You might ask yourself, hey, haven’t these kids gotten the message that injecting yourself with steroids is illegal, that the muscle mass you get today is outweighted by the small sexual organs and back acne you’ll have tomorrow, and that someday someone is going to expose you as a falsely built, performance-enhancing drug freak?
Well, they have, but they also get the message that bigger is better if you want playing time and a college scholarship, that you’re going to get the girl if you have muscles, and that the coach doesn’t know what you don’t tell him — and he won’t ask. So, there are always going to be some high school athletes, in the throes of their body-issue years, who have the will and the money to try out steroids.
In that case, then, you might ask, whatever happened to steroid testing of high school athletes?

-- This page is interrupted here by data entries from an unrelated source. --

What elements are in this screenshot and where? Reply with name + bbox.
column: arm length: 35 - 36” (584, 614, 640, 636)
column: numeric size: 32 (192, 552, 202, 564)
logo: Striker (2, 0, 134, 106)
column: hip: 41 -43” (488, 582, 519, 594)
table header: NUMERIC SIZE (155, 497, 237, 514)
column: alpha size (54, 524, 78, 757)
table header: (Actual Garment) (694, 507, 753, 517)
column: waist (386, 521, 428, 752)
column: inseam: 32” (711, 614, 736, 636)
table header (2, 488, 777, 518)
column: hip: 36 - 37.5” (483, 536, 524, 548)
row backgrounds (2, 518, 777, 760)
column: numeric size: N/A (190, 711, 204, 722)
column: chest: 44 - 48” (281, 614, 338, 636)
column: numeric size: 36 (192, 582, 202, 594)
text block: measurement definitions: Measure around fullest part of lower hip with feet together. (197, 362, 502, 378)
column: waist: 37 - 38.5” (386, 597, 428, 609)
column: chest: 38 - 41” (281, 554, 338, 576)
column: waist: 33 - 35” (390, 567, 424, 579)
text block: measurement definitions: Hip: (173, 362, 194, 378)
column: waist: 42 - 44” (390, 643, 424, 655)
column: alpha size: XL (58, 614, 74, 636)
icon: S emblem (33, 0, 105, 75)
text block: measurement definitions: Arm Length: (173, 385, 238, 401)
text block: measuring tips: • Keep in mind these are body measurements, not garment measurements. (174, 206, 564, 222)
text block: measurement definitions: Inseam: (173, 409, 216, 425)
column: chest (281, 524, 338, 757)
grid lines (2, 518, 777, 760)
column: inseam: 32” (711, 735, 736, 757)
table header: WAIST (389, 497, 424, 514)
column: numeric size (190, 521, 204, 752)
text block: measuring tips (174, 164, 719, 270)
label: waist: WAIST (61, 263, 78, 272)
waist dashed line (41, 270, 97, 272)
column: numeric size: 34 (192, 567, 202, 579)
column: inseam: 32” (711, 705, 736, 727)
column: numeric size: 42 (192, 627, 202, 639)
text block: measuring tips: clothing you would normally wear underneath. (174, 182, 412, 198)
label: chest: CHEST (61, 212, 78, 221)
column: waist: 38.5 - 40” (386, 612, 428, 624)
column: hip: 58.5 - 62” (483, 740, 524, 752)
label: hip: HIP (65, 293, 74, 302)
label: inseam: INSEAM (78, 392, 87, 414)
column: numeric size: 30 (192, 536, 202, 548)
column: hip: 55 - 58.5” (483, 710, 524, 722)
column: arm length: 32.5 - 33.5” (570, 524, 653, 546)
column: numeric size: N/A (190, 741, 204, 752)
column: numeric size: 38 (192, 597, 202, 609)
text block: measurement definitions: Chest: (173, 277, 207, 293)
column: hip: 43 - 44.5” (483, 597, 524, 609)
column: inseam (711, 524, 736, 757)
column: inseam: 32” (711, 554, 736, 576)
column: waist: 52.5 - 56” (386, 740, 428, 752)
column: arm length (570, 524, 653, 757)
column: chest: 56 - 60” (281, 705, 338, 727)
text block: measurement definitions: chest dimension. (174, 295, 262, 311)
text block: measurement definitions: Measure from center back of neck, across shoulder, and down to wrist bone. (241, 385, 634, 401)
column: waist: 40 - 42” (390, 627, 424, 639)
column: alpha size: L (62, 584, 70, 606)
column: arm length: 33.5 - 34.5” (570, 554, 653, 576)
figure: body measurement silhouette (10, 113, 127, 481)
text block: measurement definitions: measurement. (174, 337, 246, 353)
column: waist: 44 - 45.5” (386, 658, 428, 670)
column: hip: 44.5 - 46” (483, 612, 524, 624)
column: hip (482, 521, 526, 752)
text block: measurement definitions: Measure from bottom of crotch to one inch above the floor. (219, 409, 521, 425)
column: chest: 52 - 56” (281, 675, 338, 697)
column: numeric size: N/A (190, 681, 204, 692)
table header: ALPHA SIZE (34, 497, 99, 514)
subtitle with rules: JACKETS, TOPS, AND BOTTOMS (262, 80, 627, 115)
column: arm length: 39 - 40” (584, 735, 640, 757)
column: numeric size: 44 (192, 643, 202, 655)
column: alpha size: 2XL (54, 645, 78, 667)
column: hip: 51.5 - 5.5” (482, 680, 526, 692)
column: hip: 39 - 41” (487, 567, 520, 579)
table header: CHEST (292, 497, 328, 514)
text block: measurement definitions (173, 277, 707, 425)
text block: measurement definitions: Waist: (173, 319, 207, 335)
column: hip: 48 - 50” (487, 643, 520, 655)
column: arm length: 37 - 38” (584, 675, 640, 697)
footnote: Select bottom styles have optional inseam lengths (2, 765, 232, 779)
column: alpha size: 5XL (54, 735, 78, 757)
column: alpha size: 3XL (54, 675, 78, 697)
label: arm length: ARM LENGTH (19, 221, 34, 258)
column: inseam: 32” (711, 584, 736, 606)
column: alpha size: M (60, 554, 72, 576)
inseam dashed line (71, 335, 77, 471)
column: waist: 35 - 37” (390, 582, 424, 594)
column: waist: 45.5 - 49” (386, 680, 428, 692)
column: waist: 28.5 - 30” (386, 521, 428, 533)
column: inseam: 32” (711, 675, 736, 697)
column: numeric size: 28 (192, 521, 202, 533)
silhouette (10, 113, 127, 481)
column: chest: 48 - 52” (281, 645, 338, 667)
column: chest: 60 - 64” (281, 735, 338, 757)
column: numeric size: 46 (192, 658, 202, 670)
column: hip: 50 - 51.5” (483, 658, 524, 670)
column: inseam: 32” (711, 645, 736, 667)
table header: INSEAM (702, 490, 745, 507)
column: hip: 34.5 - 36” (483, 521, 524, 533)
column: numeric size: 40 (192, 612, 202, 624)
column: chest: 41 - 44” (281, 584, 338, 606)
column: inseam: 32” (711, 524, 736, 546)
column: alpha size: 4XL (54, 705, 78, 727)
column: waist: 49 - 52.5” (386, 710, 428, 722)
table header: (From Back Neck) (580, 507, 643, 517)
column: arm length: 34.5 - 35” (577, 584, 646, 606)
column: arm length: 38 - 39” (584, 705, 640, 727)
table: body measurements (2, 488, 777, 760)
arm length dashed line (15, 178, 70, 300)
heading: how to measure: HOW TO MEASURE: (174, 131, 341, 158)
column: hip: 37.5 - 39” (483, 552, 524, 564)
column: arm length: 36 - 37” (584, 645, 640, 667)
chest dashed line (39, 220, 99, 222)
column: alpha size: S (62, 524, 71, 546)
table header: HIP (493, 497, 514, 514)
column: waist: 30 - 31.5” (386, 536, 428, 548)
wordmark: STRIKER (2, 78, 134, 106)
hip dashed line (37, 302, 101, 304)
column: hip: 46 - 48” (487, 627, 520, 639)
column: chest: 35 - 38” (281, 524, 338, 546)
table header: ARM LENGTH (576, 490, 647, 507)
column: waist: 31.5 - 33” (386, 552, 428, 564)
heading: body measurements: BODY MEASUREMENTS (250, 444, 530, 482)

Well, it’s pretty much dead on any large scale, a victim of high expense and ineffectiveness, a deadly combination for states and public schools trying to find quick, easy ways to save money in tight economic times. Here are details from a January 2011 story in the Press of Atlantic City, N.J., about the problems with a New Jersey steroid-testing plan that spent $400,000 to test 2,000 athletes to find one positive result.
Two other states — Texas and Florida — have tested high school athletes with similar results.New Jersey is still testing athletes. So is my home state of Illinois, though it’s being carried by the state’s high school athletic association on its own after a state legislative mandate expired. And that’s it for statewide steroid testing of prep jocks.
In Texas, nearly 50,000 tests since February 2008 have found about 20 confirmed cases of steroid use. The program began in 2007 with a $3 million annual budget but since has been reduced to $1 million and was almost eliminated completely this year due to the state’s budget crisis.
In Florida, only one of 600 students tested positive in 2008. The state ended its testing program in 2009.
I wouldn’t expect Ohio to jump on the testing bandwagon after this bust, though I’m sure there will — and should — be plenty of hand-wringing over what’s going on with steroids and school sports. However, that discussion may dissipate as soon as names are attached to the pro athletes alleged to be involved in the recently busted ring.